Team Members/Contributors

Robert Glenn Crosby California Baptist University Contact Me
Erin I. Smith California Baptist University Contact Me

About this project grant for researchers

The widespread traumatic impact of Covid-19 has drawn public attention to the prevalence and consequences of childhood trauma, already experienced by one-third of children prior to the pandemic. Although our previous research has demonstrated the potential for church children’s ministries to promote resiliency in the aftermath of trauma, available trauma-informed care (TIC) training programs tend to be both costly and ignorant of the unique structure and strengths of a church children’s ministry context. The dearth of evidence-based practices for church ministers and volunteers to develop the knowledge, skills, and strategies of TIC led us to develop and pilot a brief TIC intervention for children’s ministry workers.

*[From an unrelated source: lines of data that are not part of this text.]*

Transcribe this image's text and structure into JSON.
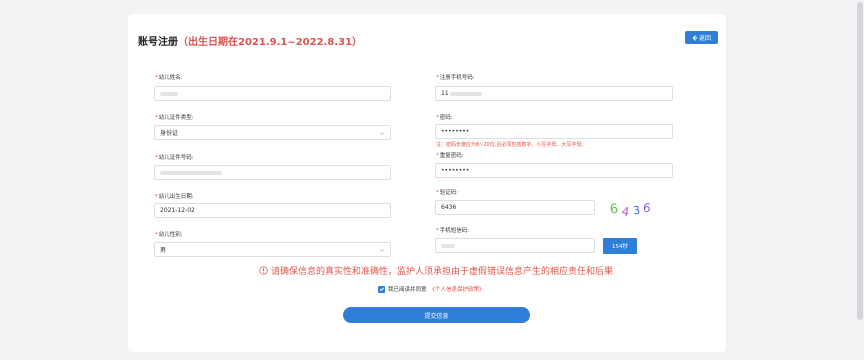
{
  "header": {
    "title": "账号注册",
    "subtitle": "（出生日期在2021.9.1~2022.8.31）",
    "back_label": "返回"
  },
  "form": {
    "left": [
      {
        "label": "幼儿姓名:",
        "value": ""
      },
      {
        "label": "幼儿证件类型:",
        "value": "身份证"
      },
      {
        "label": "幼儿证件号码:",
        "value": ""
      },
      {
        "label": "幼儿出生日期:",
        "value": "2021-12-02"
      },
      {
        "label": "幼儿性别:",
        "value": "男"
      }
    ],
    "right": [
      {
        "label": "注册手机号码:",
        "value": "11"
      },
      {
        "label": "密码:",
        "value": "••••••••"
      },
      {
        "label": "重复密码:",
        "value": "••••••••"
      },
      {
        "label": "验证码:",
        "value": "6436"
      },
      {
        "label": "手机短信码:",
        "value": ""
      }
    ],
    "password_hint": "注：密码长度应为8~20位,且必须包括数字、小写字母、大写字母。",
    "required_mark": "*",
    "captcha_text": "6436",
    "sms_button": "154秒"
  },
  "notice": "请确保信息的真实性和准确性，监护人须承担由于虚假错误信息产生的相应责任和后果",
  "agreement": {
    "prefix": "我已阅读并同意",
    "link": "《个人信息保护政策》"
  },
  "submit_label": "提交信息",
  "colors": {
    "accent": "#2f7fd8",
    "danger": "#e74c3c",
    "background": "#f2f3f5"
  },
  "icons": [
    "arrow-left-icon",
    "chevron-down-icon",
    "info-circle-icon",
    "checkbox-checked-icon"
  ]
}
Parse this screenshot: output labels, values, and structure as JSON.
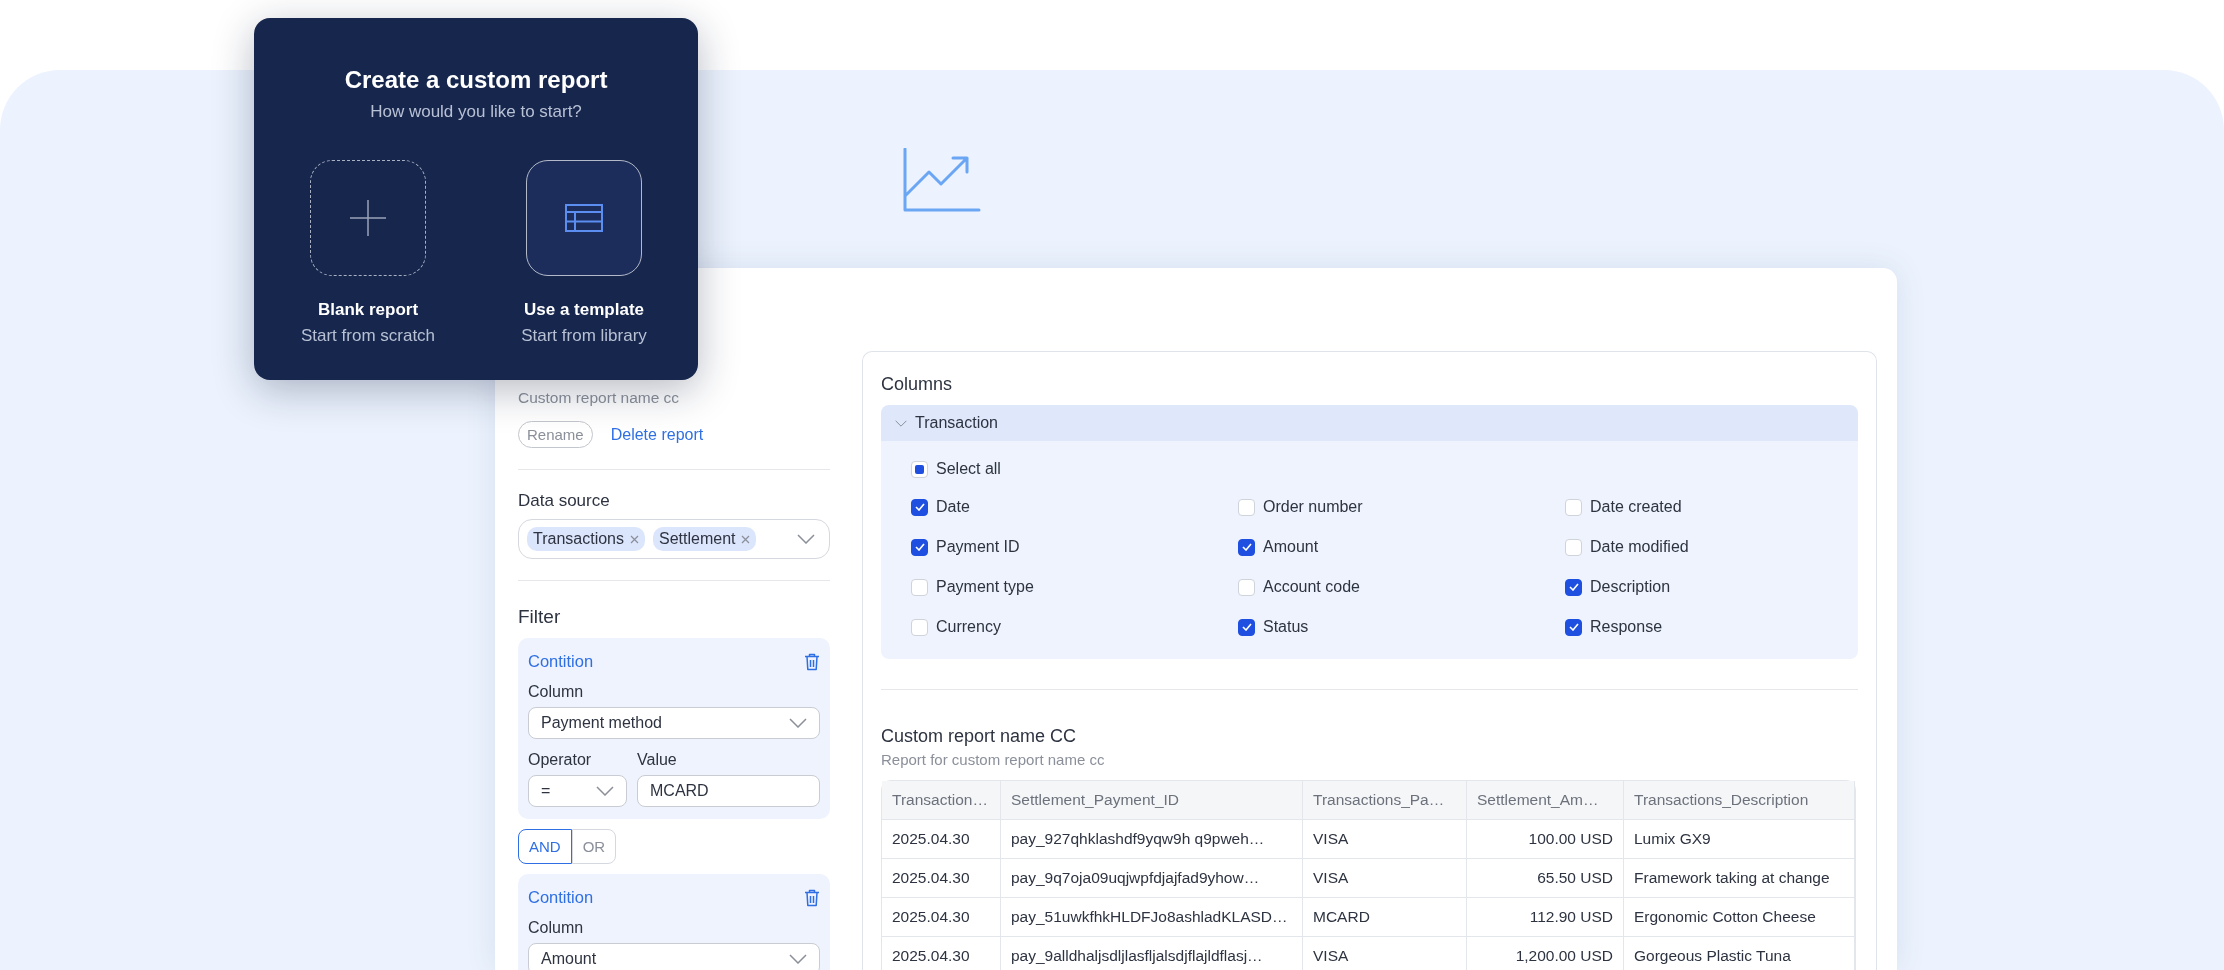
{
  "popup": {
    "title": "Create a custom report",
    "subtitle": "How would you like to start?",
    "options": [
      {
        "kind": "blank",
        "label": "Blank report",
        "caption": "Start from scratch"
      },
      {
        "kind": "template",
        "label": "Use a template",
        "caption": "Start from library"
      }
    ]
  },
  "sidebar": {
    "report_name": "Custom report name cc",
    "rename_button": "Rename",
    "delete_link": "Delete report",
    "data_source": {
      "label": "Data source",
      "tags": [
        "Transactions",
        "Settlement"
      ]
    },
    "filter": {
      "title": "Filter",
      "blocks": [
        {
          "kind": "condition",
          "title": "Contition",
          "column_label": "Column",
          "column_value": "Payment method",
          "operator_label": "Operator",
          "operator_value": "=",
          "value_label": "Value",
          "value": "MCARD"
        },
        {
          "kind": "logic",
          "options": [
            {
              "label": "AND",
              "selected": true
            },
            {
              "label": "OR",
              "selected": false
            }
          ]
        },
        {
          "kind": "condition",
          "title": "Contition",
          "column_label": "Column",
          "column_value": "Amount"
        }
      ]
    }
  },
  "columns_panel": {
    "title": "Columns",
    "group": {
      "label": "Transaction",
      "expanded": true,
      "select_all": {
        "label": "Select all",
        "indeterminate": true,
        "checked": false
      },
      "items": [
        {
          "label": "Date",
          "checked": true
        },
        {
          "label": "Order number",
          "checked": false
        },
        {
          "label": "Date created",
          "checked": false
        },
        {
          "label": "Payment ID",
          "checked": true
        },
        {
          "label": "Amount",
          "checked": true
        },
        {
          "label": "Date modified",
          "checked": false
        },
        {
          "label": "Payment type",
          "checked": false
        },
        {
          "label": "Account code",
          "checked": false
        },
        {
          "label": "Description",
          "checked": true
        },
        {
          "label": "Currency",
          "checked": false
        },
        {
          "label": "Status",
          "checked": true
        },
        {
          "label": "Response",
          "checked": true
        }
      ]
    }
  },
  "report": {
    "title": "Custom report name CC",
    "subtitle": "Report for custom report name cc",
    "table": {
      "columns": [
        {
          "label": "Transaction…",
          "kind": "text"
        },
        {
          "label": "Settlement_Payment_ID",
          "kind": "text"
        },
        {
          "label": "Transactions_Pa…",
          "kind": "text"
        },
        {
          "label": "Settlement_Am…",
          "kind": "amount"
        },
        {
          "label": "Transactions_Description",
          "kind": "text"
        }
      ],
      "rows": [
        [
          "2025.04.30",
          "pay_927qhklashdf9yqw9h q9pweh…",
          "VISA",
          "100.00 USD",
          "Lumix GX9"
        ],
        [
          "2025.04.30",
          "pay_9q7oja09uqjwpfdjajfad9yhow…",
          "VISA",
          "65.50 USD",
          "Framework taking at change"
        ],
        [
          "2025.04.30",
          "pay_51uwkfhkHLDFJo8ashladKLASD…",
          "MCARD",
          "112.90 USD",
          "Ergonomic Cotton Cheese"
        ],
        [
          "2025.04.30",
          "pay_9alldhaljsdljlasfljalsdjflajldflasj…",
          "VISA",
          "1,200.00 USD",
          "Gorgeous Plastic Tuna"
        ]
      ]
    }
  }
}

In the proposed research, we will extend the scope of this training intervention and ask a question critical to its scalability: What is the most effective and efficient method for training children’s ministry workers in the practice of TIC? Drawing from cutting edge research in TIC interventions, we will compare the effectiveness of training across three conditions varying in modality (online versus in person) and facilitator qualifications (professional versus ministry leader facilitation), with a waitlist control as a fourth condition. Our results will provide new data to address important questions about effective training for North American church children’s ministries and will contribute to increasingly important research and policy conversations surrounding TIC interventions.